Google fixed four security flaws in its Chrome browser on Tuesday, including a zero-day vulnerability that is being actively exploited. A V8 JavaScript and WebAssembly engine out-of-bounds memory access is the source of the problem, which is tagged as CVE-2024-0519. Threat actors may use this memory access as a weapon to cause a crash.

"By reading out-of-bounds memory, an attacker might be able to get secret values, such as memory addresses, which can be bypass protection mechanisms such as ASLR to improve the reliability and likelihood of exploiting a separate weakness to achieve code execution instead of just denial of service," according to the MITRE's Common Weakness Enumeration.

To try to stop future exploitation, more information about the assaults' nature and the threat actors that might be using them has been suppressed. On January 11, 2024, an anonymous report of the problem was made.

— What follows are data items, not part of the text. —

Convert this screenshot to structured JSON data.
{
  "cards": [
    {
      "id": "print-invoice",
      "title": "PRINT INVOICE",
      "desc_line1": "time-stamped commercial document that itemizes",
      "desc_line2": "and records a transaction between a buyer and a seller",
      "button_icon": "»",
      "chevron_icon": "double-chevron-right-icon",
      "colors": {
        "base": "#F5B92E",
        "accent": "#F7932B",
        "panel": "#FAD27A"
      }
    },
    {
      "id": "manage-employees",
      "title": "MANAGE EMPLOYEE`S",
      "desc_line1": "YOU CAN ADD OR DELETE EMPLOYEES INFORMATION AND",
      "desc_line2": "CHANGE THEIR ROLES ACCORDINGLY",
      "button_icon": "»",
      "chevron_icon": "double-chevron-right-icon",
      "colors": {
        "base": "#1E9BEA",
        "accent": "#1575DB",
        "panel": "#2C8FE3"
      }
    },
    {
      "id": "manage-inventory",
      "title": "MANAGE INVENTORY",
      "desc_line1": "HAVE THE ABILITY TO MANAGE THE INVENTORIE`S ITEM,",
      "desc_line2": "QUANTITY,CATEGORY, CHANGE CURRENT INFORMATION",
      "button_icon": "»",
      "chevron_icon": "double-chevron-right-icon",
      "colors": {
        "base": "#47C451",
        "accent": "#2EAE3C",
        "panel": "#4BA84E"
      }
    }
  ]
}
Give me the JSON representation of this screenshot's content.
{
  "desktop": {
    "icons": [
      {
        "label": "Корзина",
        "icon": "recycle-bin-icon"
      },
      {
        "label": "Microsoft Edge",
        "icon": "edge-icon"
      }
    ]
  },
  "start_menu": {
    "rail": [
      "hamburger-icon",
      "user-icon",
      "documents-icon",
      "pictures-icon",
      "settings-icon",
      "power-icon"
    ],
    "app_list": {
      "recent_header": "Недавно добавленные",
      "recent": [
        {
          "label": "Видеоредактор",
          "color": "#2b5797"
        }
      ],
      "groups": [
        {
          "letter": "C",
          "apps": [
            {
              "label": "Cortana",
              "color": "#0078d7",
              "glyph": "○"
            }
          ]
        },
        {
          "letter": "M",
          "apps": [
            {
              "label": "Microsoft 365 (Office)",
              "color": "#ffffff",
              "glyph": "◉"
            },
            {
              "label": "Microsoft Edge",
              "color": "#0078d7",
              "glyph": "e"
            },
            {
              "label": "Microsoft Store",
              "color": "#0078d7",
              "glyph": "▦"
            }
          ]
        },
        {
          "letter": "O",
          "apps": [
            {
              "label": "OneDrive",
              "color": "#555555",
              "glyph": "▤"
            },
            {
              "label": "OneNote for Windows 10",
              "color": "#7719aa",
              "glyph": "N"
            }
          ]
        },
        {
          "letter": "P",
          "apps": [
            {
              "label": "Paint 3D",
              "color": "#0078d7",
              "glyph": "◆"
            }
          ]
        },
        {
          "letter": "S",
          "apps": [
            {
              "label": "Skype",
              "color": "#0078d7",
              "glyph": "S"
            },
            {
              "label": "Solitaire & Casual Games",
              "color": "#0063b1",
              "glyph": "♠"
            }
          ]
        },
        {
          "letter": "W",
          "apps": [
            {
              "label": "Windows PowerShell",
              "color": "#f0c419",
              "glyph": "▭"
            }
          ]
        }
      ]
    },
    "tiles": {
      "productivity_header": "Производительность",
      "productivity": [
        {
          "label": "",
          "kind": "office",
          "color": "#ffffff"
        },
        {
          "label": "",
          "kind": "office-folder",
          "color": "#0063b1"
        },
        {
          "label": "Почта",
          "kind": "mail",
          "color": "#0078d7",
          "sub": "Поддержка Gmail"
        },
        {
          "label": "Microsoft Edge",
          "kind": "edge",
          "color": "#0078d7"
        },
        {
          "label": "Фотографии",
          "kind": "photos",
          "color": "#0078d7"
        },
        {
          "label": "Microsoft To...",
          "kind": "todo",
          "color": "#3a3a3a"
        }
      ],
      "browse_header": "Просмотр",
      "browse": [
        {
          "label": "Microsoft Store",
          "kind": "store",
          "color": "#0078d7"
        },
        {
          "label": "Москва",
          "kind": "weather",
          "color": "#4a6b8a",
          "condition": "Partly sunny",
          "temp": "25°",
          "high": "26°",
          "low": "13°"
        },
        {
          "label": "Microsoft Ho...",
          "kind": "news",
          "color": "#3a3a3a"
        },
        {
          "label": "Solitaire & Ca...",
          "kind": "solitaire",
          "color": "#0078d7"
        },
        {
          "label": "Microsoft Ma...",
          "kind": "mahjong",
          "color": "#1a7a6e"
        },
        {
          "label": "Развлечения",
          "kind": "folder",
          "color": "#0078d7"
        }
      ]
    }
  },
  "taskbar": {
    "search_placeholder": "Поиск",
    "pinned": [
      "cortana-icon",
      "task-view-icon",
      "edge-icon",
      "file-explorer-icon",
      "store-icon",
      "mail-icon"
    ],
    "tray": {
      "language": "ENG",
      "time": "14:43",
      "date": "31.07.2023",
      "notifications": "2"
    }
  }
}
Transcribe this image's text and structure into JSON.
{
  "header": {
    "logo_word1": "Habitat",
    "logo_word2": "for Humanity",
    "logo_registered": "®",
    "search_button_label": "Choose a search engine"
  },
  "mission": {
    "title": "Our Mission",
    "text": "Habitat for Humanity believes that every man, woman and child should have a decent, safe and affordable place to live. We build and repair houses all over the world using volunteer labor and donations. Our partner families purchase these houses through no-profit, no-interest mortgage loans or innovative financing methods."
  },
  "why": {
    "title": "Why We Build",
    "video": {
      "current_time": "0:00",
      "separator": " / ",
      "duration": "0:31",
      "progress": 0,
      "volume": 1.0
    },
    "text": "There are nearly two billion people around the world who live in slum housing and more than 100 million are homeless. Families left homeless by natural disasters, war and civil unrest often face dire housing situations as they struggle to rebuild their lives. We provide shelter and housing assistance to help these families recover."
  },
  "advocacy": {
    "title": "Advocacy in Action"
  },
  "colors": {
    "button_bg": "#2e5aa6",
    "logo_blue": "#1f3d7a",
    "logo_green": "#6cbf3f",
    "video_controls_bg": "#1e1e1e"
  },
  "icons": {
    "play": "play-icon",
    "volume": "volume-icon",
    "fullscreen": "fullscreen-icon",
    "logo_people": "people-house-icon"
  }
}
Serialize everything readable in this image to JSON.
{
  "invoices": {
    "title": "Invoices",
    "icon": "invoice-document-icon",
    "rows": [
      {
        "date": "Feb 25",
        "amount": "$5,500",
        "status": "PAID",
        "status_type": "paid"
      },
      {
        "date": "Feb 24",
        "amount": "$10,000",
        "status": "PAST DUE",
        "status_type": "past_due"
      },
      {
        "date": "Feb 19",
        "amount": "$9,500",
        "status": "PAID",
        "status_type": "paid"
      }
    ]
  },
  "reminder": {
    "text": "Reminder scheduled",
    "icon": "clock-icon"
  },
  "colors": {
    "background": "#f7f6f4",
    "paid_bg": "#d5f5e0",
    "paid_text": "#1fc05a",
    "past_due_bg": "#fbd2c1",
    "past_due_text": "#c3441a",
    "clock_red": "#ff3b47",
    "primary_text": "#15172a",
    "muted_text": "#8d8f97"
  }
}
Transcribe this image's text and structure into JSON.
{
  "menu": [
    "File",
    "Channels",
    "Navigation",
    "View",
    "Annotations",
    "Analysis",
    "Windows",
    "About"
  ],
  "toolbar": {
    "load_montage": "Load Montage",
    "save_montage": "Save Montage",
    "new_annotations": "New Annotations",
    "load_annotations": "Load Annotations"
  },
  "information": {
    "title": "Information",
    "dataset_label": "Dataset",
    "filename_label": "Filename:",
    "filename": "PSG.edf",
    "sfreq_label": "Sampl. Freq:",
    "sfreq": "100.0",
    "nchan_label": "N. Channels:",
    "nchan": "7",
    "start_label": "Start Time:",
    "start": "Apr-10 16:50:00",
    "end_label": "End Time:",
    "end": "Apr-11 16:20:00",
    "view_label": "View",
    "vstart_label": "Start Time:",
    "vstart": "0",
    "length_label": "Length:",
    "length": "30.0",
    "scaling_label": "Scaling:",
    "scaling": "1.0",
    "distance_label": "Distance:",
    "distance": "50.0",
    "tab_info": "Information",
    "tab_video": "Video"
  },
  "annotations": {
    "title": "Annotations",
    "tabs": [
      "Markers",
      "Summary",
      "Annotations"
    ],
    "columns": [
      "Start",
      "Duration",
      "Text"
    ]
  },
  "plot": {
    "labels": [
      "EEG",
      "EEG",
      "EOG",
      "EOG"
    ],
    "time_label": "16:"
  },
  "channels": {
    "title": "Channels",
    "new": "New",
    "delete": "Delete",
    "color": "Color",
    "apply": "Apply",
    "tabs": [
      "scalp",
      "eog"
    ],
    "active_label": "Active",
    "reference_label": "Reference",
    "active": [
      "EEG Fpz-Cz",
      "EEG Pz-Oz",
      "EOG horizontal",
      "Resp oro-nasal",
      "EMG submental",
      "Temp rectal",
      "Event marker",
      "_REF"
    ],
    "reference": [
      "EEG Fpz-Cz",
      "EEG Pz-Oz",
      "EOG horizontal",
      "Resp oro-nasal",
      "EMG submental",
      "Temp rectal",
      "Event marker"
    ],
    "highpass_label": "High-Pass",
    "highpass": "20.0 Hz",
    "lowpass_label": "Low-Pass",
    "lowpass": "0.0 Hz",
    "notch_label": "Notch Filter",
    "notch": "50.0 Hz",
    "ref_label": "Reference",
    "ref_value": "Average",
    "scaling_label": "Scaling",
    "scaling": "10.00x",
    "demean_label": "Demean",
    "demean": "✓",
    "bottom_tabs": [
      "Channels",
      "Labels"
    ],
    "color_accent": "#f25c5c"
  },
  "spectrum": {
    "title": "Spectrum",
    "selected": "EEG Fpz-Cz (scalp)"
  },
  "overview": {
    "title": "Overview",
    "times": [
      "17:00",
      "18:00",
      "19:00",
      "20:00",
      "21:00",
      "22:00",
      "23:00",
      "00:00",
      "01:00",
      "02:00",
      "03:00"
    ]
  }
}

The National Vulnerability Database (NVD) maintained by NIST describes the problem as follows: "Out-of-bounds memory access in V8 in Google Chrome before 120.0.6099.224 allowed a remote attacker to potentially exploit heap corruption via a crafted HTML page."

With this approach, Google will patch Chrome for the first actively exploited zero-day vulnerability in 2024. The tech giant fixed eight of these actively exploited browser zero-days last year. To reduce possible risks, users are advised to update to Chrome versions 120.0.6099.224/225 for Windows, 120.0.6099.234 for macOS, and 120.0.6099.224 for Linux.

It's also recommended that users of Chromium-based browsers like Vivaldi, Microsoft Edge, Brave, Opera, and Opera update the changes as soon as they become available.